Documents. This view is identical to the File Browser described in the previous section.
GarageBand. The instrument sounds and music-instruction videos in GarageBand, Apple’s music-creation program, take up many gigabytes of storage. This option offers a Remove GarageBand Sound Library file, so that you can delete them all in a swoop. (You can always re-download them later.)
iBooks. A typical ebook eats up only 5 or 10 megabytes, but they do add up.
iCloud Drive. Here’s another road into the Store in iCloud option, where everything on your desktop and in your Documents folder gets copied to iCloud. When your drive fills up, the originals get deleted from your Mac. (See iCloud Desktop & Documents for more on iCloud Desktop.)
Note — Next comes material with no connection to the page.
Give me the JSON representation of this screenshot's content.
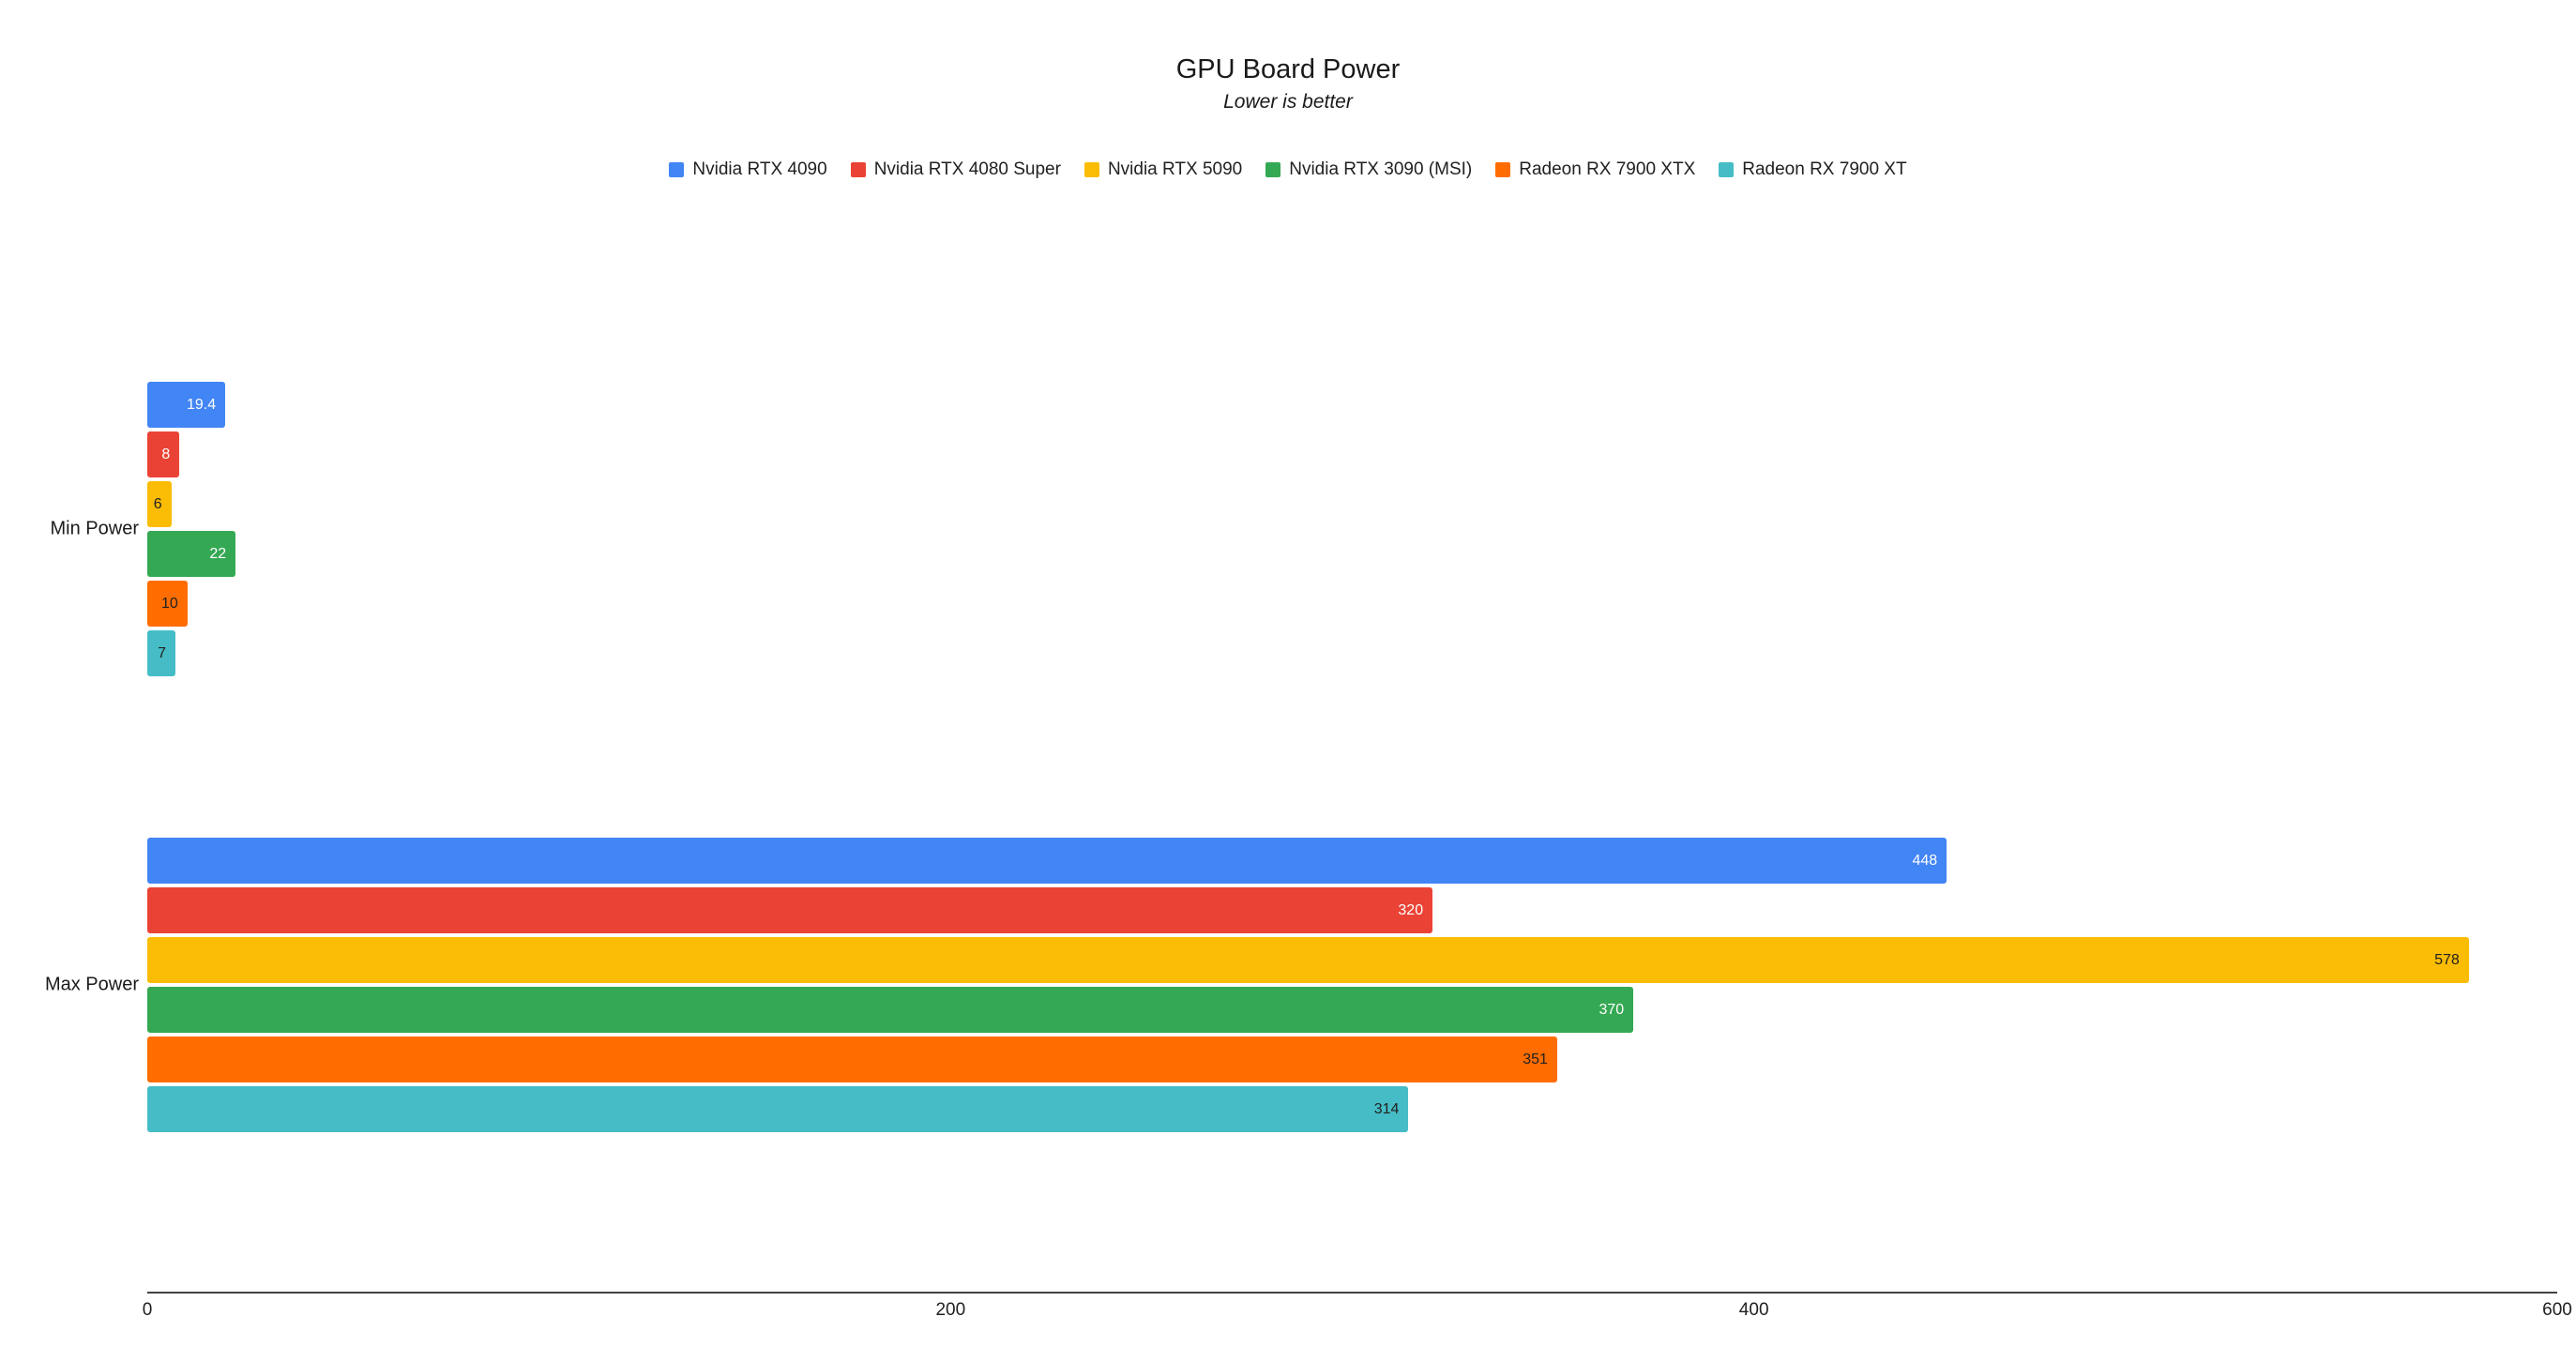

iOS Files. This item (Figure 3-17, top) really should be called “iOS Backups.” Each time you back up an iPhone, iPad, or iPod Touch on your Mac, it creates a huge backup file. You might be surprised to find ancient backups still clogging up your drive—duplicate backups, or backups of i-devices you sold long ago.
iTunes. Here are all the apps you’ve downloaded to iTunes for later transferring to your iPhone or iPad. Some of them are pretty huge. And some are probably so old that you don’t use them anymore.
Mail simply shows you the grand total of all your email and attachments. From here, it’s up to you to use one of the file-attachment removal options described already.
Trash. Here’s all the stuff sitting in your Trash. You can look over these things—you even get to see how long they’ve been in the Trash, so you know how close to their 30-day expiration date you are—and delete them individually or all at once.
System. It might come as a surprise to see that macOS itself eats up 66 gigabytes of your drive—that’s over half the space on base-model MacBooks! Unfortunately, there’s nothing you can do about it; the Mac needs all those bits. That’s why this item is listed in gray.